With this set of handy scripts we cover most of development tasks, like restarting the server, executing any commands and so on. There are certain things to be improved, like there always are, but in general we are pretty happy with the result. Developers have identical environments, with same dependency versions, same Ruby version and same everything and they can (re-)create whole local setup in seconds. These are the same benefits you would get from Docker, but in this case without Docker at all.
And that concludes this series. Hopefully you've learned something new about container standards and new tools in the container world. One question you might still ask: was it worth it? I sure asked this question myself. It would certainly be easier to apply good old Docker skills and practices and we would probably end up with the same result, but faster.
But the point is that in the end we did end up with the same result. Container images are being built, containers are being used in development and test environments and we have the same benefits as with Docker. We didn't have to compromise much on features, even though we for sure struggled in the beginning with certain bugs in Podman.
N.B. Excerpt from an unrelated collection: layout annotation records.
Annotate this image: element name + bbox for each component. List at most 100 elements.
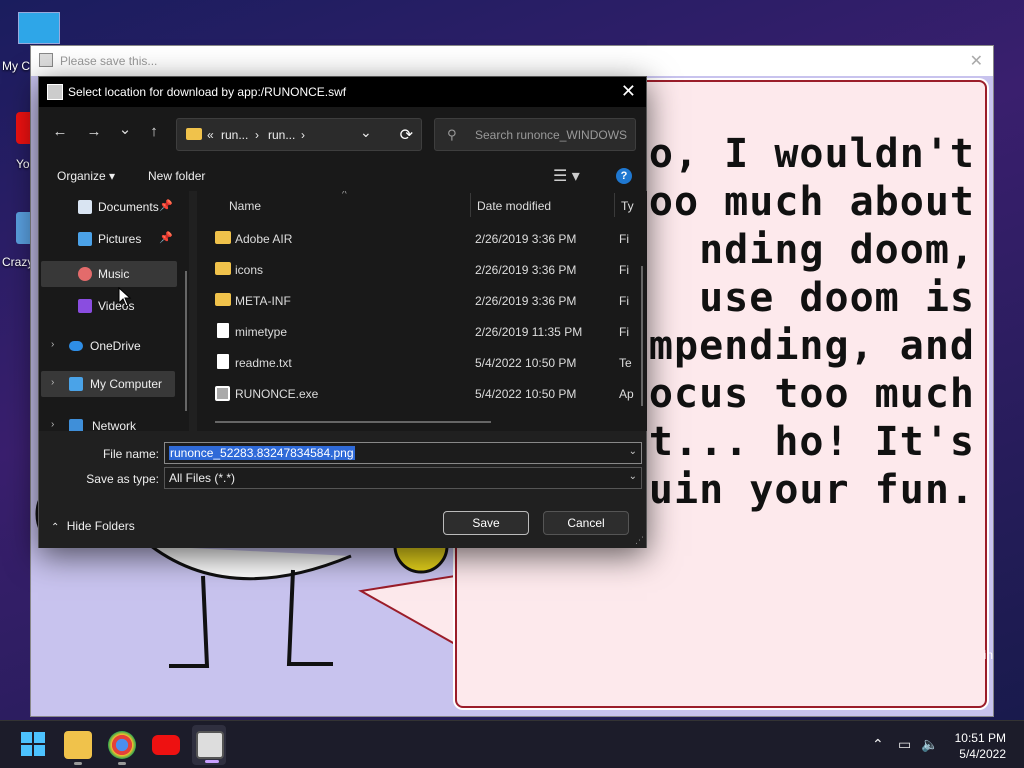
close-icon[interactable]: ✕ bbox=[970, 51, 983, 71]
file-explorer-icon[interactable] bbox=[64, 731, 92, 765]
save-button[interactable]: Save bbox=[443, 511, 529, 535]
nav-item-pictures[interactable]: Pictures 📌 bbox=[41, 226, 177, 252]
nav-item-label: My Computer bbox=[90, 377, 163, 391]
expand-chevron-icon[interactable]: › bbox=[51, 377, 54, 388]
file-row[interactable]: RUNONCE.exe 5/4/2022 10:50 PM Ap bbox=[213, 378, 634, 408]
search-placeholder: Search runonce_WINDOWS bbox=[475, 128, 628, 142]
runonce-app-icon[interactable] bbox=[196, 731, 224, 763]
expand-chevron-icon[interactable]: › bbox=[51, 339, 54, 350]
breadcrumb-item[interactable]: run... bbox=[268, 128, 295, 142]
chevron-down-icon[interactable]: ⌄ bbox=[629, 471, 637, 482]
column-type[interactable]: Ty bbox=[621, 199, 634, 213]
file-date: 2/26/2019 11:35 PM bbox=[475, 325, 583, 339]
taskbar: ⌃ ▭ 🔈 10:51 PM 5/4/2022 bbox=[0, 720, 1024, 768]
file-type: Fi bbox=[619, 294, 629, 308]
file-name: RUNONCE.exe bbox=[235, 387, 319, 401]
file-type: Fi bbox=[619, 263, 629, 277]
resize-grip-icon[interactable]: ⋰ bbox=[635, 535, 644, 546]
chevron-down-icon[interactable]: ⌄ bbox=[360, 124, 372, 141]
file-row[interactable]: Adobe AIR 2/26/2019 3:36 PM Fi bbox=[213, 223, 633, 253]
file-list: ^ Name Date modified Ty Adobe AIR 2/26/2… bbox=[197, 191, 647, 431]
file-name-field[interactable]: runonce_52283.83247834584.png ⌄ bbox=[164, 442, 642, 464]
nav-item-label: OneDrive bbox=[90, 339, 141, 353]
chevron-down-icon[interactable]: ⌄ bbox=[629, 446, 637, 457]
volume-icon[interactable]: 🔈 bbox=[921, 736, 938, 753]
running-indicator bbox=[205, 760, 219, 763]
forward-arrow-icon[interactable]: → bbox=[84, 123, 104, 140]
view-options-icon[interactable]: ☰ ▾ bbox=[553, 166, 580, 186]
save-as-type-value: All Files (*.*) bbox=[169, 471, 236, 485]
organize-button[interactable]: Organize ▾ bbox=[57, 169, 115, 183]
nav-item-network[interactable]: › Network bbox=[41, 413, 177, 431]
save-as-type-select[interactable]: All Files (*.*) ⌄ bbox=[164, 467, 642, 489]
folder-icon bbox=[215, 293, 231, 306]
nav-item-label: Pictures bbox=[98, 232, 142, 246]
file-name: readme.txt bbox=[235, 356, 292, 370]
show-hidden-icons-chevron[interactable]: ⌃ bbox=[872, 736, 884, 753]
clock-time: 10:51 PM bbox=[954, 731, 1006, 745]
file-row[interactable]: icons 2/26/2019 3:36 PM Fi bbox=[213, 254, 633, 284]
nav-item-my-computer[interactable]: › My Computer bbox=[41, 371, 175, 397]
column-date-modified[interactable]: Date modified bbox=[477, 199, 551, 213]
refresh-icon[interactable]: ⟳ bbox=[400, 125, 413, 145]
file-type: Ap bbox=[619, 387, 634, 401]
file-date: 5/4/2022 10:50 PM bbox=[475, 356, 577, 370]
hide-folders-label: Hide Folders bbox=[66, 519, 135, 533]
folder-icon bbox=[215, 262, 231, 275]
sort-caret-icon: ^ bbox=[342, 191, 347, 200]
videos-icon bbox=[78, 299, 92, 313]
search-input[interactable]: ⚲ Search runonce_WINDOWS bbox=[434, 118, 636, 151]
nav-item-onedrive[interactable]: › OneDrive bbox=[41, 333, 177, 359]
column-separator[interactable] bbox=[470, 193, 471, 217]
file-name-label: File name: bbox=[102, 447, 159, 461]
nav-item-videos[interactable]: Videos bbox=[41, 293, 177, 319]
clock[interactable]: 10:51 PM 5/4/2022 bbox=[955, 730, 1006, 762]
clock-date: 5/4/2022 bbox=[959, 747, 1006, 761]
nav-item-music[interactable]: Music bbox=[41, 261, 177, 287]
navigation-bar: ← → ⌄ ↑ « run... › run... › ⌄ ⟳ ⚲ Search… bbox=[39, 107, 646, 163]
column-separator[interactable] bbox=[614, 193, 615, 217]
file-row[interactable]: META-INF 2/26/2019 3:36 PM Fi bbox=[213, 285, 633, 315]
youtube-icon[interactable] bbox=[152, 735, 180, 755]
file-name: META-INF bbox=[235, 294, 291, 308]
nav-item-label: Documents bbox=[98, 200, 159, 214]
vertical-scrollbar[interactable] bbox=[641, 266, 643, 406]
cloud-icon bbox=[69, 341, 83, 351]
address-bar[interactable]: « run... › run... › ⌄ ⟳ bbox=[176, 118, 422, 151]
chrome-icon[interactable] bbox=[108, 731, 136, 765]
file-date: 5/4/2022 10:50 PM bbox=[475, 387, 577, 401]
file-row[interactable]: readme.txt 5/4/2022 10:50 PM Te bbox=[213, 347, 633, 377]
music-icon bbox=[78, 267, 92, 281]
file-name-value: runonce_52283.83247834584.png bbox=[169, 446, 355, 460]
start-button[interactable] bbox=[20, 731, 48, 759]
dialog-titlebar: Select location for download by app:/RUN… bbox=[39, 77, 646, 107]
computer-icon bbox=[69, 377, 83, 391]
up-arrow-icon[interactable]: ↑ bbox=[144, 123, 164, 140]
new-folder-button[interactable]: New folder bbox=[148, 169, 205, 183]
help-icon[interactable]: ? bbox=[616, 168, 632, 184]
back-arrow-icon[interactable]: ← bbox=[50, 123, 70, 140]
cancel-button[interactable]: Cancel bbox=[543, 511, 629, 535]
pin-icon: 📌 bbox=[159, 232, 173, 244]
file-name: icons bbox=[235, 263, 264, 277]
nav-item-label: Music bbox=[98, 267, 130, 281]
file-name: Adobe AIR bbox=[235, 232, 293, 246]
nav-item-label: Network bbox=[92, 419, 137, 431]
pin-icon: 📌 bbox=[159, 200, 173, 212]
nav-scrollbar[interactable] bbox=[185, 271, 187, 411]
column-name[interactable]: Name bbox=[229, 199, 261, 213]
breadcrumb-item[interactable]: run... bbox=[221, 128, 248, 142]
desktop-icon-label: My C bbox=[2, 59, 30, 73]
search-icon: ⚲ bbox=[447, 127, 457, 142]
running-indicator bbox=[118, 762, 126, 765]
horizontal-scrollbar[interactable] bbox=[215, 421, 491, 423]
expand-chevron-icon[interactable]: › bbox=[51, 419, 54, 430]
network-icon[interactable]: ▭ bbox=[898, 736, 911, 753]
close-icon[interactable]: ✕ bbox=[621, 81, 636, 102]
nav-item-documents[interactable]: Documents 📌 bbox=[41, 194, 177, 220]
recent-locations-icon[interactable]: ⌄ bbox=[115, 120, 135, 138]
documents-icon bbox=[78, 200, 92, 214]
file-row[interactable]: mimetype 2/26/2019 11:35 PM Fi bbox=[213, 316, 633, 346]
desktop-icon-label: Crazy bbox=[2, 255, 34, 269]
hide-folders-button[interactable]: ⌃ Hide Folders bbox=[51, 519, 135, 533]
Even as I was writing this article I discovered yet another bug in Podman!
Now that mkdev has a working solution with Podman and Buildah, we will likely stick with it. There are ideas flowing around for deploying our application in a Podman-spawned container managed as a systemd service (we are not at scale to have any reasons to introduce container orchestration tool to the stack). The
pod.yaml we have can be used to deploy review apps for new Pull Requests, which is something that would improve our testing processes even more. And there are more features in Podman with every release.
As I already did in the first article of this series, I encourage you to learn more about what's happening in the container landscape. There are new things to learn and to try and there are some very good articles to read that I've linked in all 3 parts of this series.
Looking forward to your comments and proposals for new container-related articles. What would you like to know about them in depth?